We have Wing in Australia and gotta say getting small tech delivered or medicine by drone is very convenient. It gets lowered instead of dropped.

[–] Moneo@lemmy.world 2 points 1 year ago

The drone planes in Africa delivering medical supplies are amazing.

[–] EmergMemeHologram@startrek.website 3 points 1 year ago (2 children)

I won’t say never, but when and how will drone delivery be more efficient than a truck?

Per package it’s more energy, it’s more risk, and the tech is harder.

To purchase a fleet of drones big enough will cost more than paying a driver for a long time still.

[–] setsubyou@lemmy.world 4 points 1 year ago (1 children)

Pretty much everybody in this thread who is laughing at Amazon’s drones is thinking of drones as they are right now. But Amazon is not using drones because it’s a good idea now. They’re using drones now so they already have the experience and the setup when inevitable technical progress happens.

The drones might never work out or they might eventually work out, but this is exactly how Amazon got so big in the first place.
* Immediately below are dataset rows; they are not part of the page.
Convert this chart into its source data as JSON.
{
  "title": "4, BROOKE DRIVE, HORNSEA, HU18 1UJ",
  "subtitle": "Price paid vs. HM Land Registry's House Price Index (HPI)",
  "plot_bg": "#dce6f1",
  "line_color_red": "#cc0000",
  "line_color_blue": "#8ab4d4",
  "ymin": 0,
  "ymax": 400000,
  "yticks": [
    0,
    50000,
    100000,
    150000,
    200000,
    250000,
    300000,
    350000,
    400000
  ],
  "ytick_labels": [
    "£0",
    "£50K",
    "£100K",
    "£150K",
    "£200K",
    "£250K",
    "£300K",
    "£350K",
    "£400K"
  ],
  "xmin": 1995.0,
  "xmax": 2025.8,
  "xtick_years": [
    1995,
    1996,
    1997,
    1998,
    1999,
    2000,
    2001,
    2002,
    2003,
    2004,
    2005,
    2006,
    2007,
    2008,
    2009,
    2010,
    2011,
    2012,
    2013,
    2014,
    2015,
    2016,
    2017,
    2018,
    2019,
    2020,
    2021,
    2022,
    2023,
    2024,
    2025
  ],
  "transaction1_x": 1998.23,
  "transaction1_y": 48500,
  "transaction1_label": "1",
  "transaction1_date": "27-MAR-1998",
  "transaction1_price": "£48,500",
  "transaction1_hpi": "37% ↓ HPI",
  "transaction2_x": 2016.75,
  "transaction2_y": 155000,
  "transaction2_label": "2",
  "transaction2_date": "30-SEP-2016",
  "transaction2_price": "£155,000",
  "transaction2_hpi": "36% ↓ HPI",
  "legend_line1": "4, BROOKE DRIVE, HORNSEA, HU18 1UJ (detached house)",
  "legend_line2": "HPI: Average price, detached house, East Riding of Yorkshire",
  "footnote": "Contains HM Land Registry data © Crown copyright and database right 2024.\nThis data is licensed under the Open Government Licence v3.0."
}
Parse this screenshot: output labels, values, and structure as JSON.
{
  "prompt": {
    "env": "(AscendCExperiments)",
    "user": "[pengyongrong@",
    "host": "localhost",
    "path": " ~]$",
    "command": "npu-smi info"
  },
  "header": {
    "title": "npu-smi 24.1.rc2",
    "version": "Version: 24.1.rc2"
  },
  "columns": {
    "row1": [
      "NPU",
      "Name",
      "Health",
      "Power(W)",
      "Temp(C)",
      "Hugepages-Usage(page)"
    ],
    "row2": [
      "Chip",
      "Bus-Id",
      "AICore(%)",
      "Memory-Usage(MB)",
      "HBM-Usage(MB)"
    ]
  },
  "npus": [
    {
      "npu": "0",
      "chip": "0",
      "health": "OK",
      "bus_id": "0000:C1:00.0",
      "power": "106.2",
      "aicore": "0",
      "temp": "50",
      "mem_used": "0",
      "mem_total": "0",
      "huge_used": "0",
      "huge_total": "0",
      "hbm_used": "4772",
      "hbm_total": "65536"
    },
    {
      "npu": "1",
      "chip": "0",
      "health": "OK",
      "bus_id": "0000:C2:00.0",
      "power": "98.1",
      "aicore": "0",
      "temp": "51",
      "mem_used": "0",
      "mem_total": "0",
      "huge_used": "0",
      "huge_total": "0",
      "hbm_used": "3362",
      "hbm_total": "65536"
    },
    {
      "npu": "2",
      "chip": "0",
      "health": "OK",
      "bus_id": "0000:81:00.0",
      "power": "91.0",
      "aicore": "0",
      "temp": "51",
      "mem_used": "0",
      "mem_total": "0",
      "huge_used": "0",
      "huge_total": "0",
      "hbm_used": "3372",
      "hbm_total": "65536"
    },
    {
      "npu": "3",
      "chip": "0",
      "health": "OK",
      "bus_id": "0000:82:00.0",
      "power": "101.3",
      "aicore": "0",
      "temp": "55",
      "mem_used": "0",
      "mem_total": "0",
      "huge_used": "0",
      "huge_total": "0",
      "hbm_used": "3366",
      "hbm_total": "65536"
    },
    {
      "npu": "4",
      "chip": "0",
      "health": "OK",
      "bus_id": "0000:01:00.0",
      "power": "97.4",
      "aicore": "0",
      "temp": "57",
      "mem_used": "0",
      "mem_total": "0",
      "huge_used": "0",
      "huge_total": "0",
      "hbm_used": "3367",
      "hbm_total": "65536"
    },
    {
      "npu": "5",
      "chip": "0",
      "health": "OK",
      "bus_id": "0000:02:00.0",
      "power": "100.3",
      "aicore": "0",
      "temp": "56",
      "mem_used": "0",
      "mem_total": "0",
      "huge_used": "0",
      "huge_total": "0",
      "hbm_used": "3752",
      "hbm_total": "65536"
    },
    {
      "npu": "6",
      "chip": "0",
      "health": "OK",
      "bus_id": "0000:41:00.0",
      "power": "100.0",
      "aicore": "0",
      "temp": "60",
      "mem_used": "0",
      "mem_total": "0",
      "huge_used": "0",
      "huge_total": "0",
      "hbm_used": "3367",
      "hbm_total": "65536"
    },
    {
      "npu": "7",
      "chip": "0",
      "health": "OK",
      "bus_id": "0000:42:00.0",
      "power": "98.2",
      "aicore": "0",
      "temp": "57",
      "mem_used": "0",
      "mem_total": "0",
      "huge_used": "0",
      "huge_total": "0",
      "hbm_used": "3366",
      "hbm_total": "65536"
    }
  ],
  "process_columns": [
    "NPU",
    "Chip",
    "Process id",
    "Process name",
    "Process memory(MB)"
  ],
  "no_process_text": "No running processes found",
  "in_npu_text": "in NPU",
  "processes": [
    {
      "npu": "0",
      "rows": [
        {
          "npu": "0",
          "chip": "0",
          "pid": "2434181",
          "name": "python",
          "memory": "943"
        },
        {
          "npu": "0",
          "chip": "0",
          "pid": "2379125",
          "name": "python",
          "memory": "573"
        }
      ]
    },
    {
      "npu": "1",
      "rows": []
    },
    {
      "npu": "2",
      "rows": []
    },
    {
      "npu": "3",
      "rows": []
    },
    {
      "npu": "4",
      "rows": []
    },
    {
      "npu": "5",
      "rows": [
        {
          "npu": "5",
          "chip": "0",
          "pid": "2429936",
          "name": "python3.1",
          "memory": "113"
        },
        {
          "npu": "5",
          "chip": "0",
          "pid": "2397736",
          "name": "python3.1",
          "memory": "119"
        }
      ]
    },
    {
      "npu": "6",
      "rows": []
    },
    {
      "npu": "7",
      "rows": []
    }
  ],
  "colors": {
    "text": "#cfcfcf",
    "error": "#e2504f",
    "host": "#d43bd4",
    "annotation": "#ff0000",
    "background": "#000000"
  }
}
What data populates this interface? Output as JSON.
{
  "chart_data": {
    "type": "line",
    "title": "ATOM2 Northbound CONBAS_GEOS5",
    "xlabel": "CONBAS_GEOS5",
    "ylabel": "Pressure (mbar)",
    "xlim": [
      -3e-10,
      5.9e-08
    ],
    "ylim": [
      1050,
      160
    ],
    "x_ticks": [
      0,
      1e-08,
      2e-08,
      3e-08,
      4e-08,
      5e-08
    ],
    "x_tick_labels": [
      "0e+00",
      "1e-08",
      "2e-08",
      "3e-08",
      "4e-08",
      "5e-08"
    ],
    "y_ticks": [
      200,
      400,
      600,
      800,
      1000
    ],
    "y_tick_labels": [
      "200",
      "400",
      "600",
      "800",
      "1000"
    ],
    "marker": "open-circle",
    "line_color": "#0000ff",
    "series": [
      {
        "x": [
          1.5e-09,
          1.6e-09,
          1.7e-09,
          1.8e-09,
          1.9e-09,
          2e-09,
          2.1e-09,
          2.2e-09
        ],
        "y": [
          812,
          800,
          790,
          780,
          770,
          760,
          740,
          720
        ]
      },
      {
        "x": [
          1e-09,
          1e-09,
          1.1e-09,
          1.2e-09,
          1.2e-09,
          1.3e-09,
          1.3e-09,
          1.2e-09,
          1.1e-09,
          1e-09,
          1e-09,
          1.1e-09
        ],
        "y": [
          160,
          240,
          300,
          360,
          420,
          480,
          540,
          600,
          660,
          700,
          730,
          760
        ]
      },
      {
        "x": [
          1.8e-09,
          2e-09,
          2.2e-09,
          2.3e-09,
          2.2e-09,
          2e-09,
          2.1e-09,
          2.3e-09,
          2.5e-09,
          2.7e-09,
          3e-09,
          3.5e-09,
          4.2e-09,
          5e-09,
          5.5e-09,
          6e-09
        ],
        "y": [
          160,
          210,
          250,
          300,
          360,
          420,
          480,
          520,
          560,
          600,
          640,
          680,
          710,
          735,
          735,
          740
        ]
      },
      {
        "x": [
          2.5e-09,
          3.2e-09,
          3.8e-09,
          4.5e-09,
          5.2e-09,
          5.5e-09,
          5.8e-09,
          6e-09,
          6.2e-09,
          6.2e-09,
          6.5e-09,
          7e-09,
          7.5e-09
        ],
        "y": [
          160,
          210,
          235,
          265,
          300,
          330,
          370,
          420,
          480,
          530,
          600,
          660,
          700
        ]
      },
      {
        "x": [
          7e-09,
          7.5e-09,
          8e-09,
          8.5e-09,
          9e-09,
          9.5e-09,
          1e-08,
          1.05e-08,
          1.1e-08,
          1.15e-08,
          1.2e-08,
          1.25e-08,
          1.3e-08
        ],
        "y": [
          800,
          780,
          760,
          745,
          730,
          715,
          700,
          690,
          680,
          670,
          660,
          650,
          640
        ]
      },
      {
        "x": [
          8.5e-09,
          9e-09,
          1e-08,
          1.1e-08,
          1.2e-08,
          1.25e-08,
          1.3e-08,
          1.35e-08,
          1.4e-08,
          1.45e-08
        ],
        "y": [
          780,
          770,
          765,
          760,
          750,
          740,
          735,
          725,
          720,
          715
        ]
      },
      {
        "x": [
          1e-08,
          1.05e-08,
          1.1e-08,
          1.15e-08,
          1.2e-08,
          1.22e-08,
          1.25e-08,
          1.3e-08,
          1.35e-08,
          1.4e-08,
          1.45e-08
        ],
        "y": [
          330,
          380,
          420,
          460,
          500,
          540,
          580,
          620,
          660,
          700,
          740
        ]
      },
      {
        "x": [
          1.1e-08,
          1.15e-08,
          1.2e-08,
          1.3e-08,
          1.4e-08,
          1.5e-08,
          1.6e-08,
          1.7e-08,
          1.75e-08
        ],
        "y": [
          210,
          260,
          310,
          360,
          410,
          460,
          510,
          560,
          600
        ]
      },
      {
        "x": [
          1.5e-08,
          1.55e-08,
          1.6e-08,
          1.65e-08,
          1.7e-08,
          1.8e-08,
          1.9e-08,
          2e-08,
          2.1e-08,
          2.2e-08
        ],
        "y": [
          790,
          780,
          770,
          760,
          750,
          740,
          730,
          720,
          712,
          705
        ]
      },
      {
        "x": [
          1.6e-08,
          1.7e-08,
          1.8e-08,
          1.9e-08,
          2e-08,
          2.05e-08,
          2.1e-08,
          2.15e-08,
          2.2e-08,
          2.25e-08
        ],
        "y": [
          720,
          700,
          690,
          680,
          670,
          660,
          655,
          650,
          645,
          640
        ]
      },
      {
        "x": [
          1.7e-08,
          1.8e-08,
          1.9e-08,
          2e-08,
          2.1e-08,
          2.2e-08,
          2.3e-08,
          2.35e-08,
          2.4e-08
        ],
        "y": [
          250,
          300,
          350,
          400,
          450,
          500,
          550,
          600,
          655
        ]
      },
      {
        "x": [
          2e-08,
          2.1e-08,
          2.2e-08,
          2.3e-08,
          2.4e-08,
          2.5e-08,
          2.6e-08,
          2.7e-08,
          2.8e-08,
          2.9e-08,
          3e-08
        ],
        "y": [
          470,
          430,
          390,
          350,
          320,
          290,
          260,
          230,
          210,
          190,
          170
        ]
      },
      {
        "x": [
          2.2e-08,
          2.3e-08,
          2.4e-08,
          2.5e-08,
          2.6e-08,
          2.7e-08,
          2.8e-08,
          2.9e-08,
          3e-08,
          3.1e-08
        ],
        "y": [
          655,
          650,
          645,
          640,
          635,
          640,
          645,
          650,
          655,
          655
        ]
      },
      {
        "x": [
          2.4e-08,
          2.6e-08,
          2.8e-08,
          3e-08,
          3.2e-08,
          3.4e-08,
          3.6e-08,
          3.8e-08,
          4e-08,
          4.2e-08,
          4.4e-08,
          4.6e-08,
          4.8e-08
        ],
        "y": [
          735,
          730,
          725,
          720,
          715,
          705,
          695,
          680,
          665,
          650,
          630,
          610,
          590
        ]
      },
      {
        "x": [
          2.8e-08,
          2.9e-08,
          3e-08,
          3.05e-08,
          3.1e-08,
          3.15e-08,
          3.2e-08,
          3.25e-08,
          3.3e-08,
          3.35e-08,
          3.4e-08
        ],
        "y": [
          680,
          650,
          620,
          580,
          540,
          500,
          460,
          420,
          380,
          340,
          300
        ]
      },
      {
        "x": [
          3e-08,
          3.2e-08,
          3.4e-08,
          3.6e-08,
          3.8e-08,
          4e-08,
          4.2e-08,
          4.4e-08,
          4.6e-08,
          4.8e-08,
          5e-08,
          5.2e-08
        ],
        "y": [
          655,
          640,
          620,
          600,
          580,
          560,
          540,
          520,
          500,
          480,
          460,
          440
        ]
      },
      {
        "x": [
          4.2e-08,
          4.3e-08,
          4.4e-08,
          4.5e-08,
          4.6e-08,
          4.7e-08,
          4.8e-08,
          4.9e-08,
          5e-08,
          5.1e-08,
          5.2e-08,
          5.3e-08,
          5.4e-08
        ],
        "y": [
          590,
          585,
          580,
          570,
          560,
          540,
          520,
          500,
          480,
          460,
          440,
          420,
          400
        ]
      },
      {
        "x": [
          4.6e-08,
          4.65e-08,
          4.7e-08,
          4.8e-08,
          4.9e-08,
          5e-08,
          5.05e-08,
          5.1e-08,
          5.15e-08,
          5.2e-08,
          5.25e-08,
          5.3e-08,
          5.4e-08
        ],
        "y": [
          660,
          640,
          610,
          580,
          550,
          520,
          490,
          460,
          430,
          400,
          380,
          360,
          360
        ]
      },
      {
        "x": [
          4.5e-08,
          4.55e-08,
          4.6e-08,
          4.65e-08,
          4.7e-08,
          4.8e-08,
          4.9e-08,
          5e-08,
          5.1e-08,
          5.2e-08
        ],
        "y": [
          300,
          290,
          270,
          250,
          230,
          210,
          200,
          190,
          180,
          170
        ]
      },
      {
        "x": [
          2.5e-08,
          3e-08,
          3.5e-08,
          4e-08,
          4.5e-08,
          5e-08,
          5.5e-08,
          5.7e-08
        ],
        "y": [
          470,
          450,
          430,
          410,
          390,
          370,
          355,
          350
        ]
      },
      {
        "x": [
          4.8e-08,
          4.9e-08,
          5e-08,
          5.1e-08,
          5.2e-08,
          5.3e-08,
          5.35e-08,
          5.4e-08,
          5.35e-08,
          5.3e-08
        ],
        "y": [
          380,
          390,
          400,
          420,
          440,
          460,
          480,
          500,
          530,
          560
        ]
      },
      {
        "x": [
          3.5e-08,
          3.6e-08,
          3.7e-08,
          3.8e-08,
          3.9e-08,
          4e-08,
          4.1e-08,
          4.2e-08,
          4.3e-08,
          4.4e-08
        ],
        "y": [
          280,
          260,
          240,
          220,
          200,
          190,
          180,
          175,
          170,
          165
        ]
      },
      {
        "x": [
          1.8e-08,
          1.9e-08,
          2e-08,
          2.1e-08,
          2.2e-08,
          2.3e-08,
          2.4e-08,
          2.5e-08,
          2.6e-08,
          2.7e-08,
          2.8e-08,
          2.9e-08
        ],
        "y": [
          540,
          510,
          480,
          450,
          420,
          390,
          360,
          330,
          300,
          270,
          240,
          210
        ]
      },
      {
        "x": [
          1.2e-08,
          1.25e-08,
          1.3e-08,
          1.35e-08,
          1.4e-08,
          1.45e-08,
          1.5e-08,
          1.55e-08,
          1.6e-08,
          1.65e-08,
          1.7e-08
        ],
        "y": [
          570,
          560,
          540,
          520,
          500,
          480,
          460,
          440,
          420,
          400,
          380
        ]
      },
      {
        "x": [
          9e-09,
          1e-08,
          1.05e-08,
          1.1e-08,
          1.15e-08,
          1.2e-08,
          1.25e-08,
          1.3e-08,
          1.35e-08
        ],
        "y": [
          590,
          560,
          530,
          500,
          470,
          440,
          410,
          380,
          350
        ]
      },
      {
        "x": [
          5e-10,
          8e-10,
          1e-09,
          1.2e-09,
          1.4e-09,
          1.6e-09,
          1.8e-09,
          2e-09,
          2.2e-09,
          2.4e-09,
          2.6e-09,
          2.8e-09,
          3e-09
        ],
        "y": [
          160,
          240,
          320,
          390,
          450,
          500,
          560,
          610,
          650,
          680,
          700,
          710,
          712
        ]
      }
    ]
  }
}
They started selling books online when a lot of people still weren’t sure whether that could work and they started selling cloud computing almost ten years before anyone else thought to do that.

Fair, but the flying drone delivery in my opinion doesn’t scale up.

I think the real savings would be in something like a robot moving packages from the truck or a mobile base to the door.

[–] ShadowRam@kbin.social 1 points 1 year ago (1 children)

Per package it’s more energy

How you figure? compared to point to point electrical energy costs compared to moving a truck mass around streets with constant stopping/starting?

[–] EmergMemeHologram@startrek.website 1 points 1 year ago (1 children)

It’s the same as a train, by moving bulk you reduce average costs. Plus drones have to stay in the air, and travel from their base for each package, whereas if a truck has two stops on a street it’s moving less distance.

[–] ShadowRam@kbin.social 1 points 1 year ago

Train isn't doing point to point.

You're gonna have to actually do the calculations before making claims.